Thursday, June 03, 2010

The Pent Umbrage of the Tempy, Part IV

1. Your patient, a garden-variety neurotic, has had the audacity to unilaterally announce termination of twelve and a half years of therapy. Though you had recently learned of your patient’s job loss, and thus had speculated you would soon be, due to your patient’s lack of funds, diagnosing your patient as cured, at least for the time being, the abruptness and arbitrariness of your patient’s announcement has disturbed you. Your patient speaks of a “desire to end this” and refused even in theory to acknowledge the extreme danger of acting on such a whim. The crucial decision of when to terminate must be treated as the highly technical matter it is.
2. When contacted, (as required by due diligence and the high standards of professionalism and ethics of this hallowed field of scientific psychotherapy), your patient’s friend and employer evinced a touching concern for the change which had come over your patient.
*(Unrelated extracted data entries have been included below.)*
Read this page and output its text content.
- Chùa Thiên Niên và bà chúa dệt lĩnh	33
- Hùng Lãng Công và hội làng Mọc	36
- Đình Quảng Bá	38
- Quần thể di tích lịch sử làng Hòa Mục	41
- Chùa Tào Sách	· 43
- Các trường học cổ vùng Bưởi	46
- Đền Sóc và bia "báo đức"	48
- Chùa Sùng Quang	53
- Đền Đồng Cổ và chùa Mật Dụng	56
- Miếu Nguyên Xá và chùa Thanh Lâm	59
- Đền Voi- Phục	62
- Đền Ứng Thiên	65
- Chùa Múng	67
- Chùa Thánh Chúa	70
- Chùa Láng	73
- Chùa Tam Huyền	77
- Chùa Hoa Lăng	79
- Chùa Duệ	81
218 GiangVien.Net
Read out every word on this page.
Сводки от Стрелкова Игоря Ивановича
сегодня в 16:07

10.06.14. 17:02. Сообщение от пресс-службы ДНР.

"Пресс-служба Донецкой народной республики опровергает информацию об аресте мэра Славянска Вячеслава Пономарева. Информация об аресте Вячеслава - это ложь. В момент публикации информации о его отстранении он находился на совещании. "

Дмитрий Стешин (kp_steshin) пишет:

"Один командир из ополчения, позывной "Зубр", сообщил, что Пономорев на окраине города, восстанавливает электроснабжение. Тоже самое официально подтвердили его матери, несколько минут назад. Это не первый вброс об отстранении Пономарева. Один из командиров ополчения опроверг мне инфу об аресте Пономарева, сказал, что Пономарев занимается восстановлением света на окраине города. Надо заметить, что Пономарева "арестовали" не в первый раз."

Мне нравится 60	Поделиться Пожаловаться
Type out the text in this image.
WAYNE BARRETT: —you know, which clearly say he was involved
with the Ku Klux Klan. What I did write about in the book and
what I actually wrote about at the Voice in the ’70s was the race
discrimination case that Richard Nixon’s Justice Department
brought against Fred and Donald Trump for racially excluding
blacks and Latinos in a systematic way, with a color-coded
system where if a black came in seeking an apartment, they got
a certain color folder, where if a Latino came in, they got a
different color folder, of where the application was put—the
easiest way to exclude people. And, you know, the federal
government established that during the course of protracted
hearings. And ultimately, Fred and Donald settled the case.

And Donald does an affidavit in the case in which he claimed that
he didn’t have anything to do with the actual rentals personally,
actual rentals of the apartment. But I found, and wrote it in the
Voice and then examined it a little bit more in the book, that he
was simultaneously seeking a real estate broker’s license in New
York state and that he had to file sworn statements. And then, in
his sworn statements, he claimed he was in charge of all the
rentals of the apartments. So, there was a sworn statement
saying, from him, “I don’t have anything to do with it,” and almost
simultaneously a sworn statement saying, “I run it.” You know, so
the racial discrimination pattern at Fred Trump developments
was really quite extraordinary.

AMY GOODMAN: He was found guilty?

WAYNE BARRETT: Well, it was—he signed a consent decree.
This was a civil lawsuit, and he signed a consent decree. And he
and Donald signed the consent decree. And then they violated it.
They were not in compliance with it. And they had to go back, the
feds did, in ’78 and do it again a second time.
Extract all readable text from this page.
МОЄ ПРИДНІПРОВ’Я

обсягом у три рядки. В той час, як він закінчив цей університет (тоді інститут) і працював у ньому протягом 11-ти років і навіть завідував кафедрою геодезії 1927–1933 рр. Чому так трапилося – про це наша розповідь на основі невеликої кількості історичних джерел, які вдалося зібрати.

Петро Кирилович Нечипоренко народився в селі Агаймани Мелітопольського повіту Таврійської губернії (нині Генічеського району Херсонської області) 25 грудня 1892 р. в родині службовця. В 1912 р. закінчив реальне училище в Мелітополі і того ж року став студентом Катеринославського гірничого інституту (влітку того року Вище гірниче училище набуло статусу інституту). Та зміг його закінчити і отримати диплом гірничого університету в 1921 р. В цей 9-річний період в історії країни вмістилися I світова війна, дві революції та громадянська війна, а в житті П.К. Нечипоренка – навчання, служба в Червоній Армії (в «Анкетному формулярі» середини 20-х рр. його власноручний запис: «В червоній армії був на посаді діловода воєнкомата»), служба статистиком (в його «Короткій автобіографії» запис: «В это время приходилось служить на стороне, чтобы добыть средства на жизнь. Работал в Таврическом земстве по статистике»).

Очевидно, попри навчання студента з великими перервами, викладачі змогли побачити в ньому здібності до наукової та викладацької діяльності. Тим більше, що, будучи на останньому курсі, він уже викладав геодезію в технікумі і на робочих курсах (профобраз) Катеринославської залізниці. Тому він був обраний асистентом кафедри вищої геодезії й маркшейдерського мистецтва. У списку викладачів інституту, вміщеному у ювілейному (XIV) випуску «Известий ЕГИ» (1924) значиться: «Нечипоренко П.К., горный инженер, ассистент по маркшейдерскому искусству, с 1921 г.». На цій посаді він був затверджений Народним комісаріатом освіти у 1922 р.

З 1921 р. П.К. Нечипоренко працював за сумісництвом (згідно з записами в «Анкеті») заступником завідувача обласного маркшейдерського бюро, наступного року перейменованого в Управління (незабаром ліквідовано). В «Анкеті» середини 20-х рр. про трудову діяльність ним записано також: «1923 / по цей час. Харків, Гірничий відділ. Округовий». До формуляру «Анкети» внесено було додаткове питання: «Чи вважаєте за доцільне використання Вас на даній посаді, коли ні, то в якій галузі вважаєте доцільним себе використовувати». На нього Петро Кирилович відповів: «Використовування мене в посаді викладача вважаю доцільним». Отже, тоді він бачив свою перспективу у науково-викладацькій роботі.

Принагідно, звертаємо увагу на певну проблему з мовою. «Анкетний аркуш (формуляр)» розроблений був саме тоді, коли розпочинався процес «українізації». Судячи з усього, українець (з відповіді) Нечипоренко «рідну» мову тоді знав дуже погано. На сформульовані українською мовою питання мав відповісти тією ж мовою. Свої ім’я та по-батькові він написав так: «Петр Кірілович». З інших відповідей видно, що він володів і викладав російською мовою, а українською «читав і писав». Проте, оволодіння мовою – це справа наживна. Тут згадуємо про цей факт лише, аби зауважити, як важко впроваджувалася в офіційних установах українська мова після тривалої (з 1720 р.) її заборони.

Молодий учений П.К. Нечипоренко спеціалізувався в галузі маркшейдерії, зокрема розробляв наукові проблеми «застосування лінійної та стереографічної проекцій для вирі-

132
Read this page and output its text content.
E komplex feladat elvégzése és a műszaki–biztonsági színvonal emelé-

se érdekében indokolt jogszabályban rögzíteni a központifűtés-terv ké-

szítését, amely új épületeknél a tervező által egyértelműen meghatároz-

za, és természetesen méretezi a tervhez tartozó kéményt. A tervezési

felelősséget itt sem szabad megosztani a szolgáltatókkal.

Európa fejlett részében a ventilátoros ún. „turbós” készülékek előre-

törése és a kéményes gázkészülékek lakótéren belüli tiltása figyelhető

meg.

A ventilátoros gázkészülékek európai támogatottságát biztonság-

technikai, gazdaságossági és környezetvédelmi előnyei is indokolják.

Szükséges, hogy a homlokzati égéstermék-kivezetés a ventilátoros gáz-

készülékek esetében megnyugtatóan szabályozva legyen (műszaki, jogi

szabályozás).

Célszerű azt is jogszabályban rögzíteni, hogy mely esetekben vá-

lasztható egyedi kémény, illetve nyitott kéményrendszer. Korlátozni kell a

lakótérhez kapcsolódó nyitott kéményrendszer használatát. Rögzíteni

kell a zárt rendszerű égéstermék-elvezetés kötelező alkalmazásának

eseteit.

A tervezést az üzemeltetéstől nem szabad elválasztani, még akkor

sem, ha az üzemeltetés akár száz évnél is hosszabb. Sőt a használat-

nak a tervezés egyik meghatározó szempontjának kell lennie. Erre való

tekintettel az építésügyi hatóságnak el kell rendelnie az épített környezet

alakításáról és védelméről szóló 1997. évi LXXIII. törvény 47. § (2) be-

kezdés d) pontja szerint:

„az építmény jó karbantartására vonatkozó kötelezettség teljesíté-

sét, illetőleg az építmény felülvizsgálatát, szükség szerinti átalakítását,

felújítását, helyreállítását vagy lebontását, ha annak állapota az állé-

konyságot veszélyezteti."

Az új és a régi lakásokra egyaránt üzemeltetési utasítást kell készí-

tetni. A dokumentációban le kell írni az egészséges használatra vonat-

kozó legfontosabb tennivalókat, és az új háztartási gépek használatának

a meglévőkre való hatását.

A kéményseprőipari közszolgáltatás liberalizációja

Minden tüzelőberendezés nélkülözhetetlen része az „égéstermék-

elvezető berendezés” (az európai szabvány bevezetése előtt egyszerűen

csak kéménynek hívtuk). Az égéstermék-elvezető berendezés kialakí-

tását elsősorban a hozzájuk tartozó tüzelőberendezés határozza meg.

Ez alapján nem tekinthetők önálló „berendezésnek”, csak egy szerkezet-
The friend, though hoping to see further treatment made compulsory, quickly noted couldn’t personally be responsible for paying for it because of the anxiety and guilt this would induce in the patient. Similarly for the employer, who suggested an appeal for funding from an appropriate government agency. This would, however, be outside of your purview, as you have long observed a correlation between motivation in therapy and personal payments. A consensus is developing that something must be done—there is a feeling of both warmth and pleasantly exciting urgency in these communications.
3. Your office gives some discrete notice about the situation to the proper authorities.
4. In all of the recent interactions, your patient has questioned your authority. Of course you have always encouraged your patients to do so. What remains troubling, however, is when your patients fail to take up an authoritative questioning of authority which it is your solemn duty to impart to them. Questioning of authority must obey the guidelines you learned during your eight years of post-med school residency. Such distress this causes you when their uninformed “critical” thinking leads them to criticize you. Or disobey you. Or disregard your treatment recommendations. The potential hazard this presents to their mental health requires all expedient and drastic measures be taken to prevent any further motion in these aberrant directions. Until the patient can be compelled to learn the proper techniques for thought and questioning, it is preferable they be compelled to desist. This isn’t easy of course. If their ability to learn and think and feel properly was fully functioning, you would not have been seeing them in the first place.

1 Comments:

Anonymous Anonymous said...

Good we have the strap!

And the forced drug regimes!

It is after all, for their own good. They must learn the proper technique for correct thinking.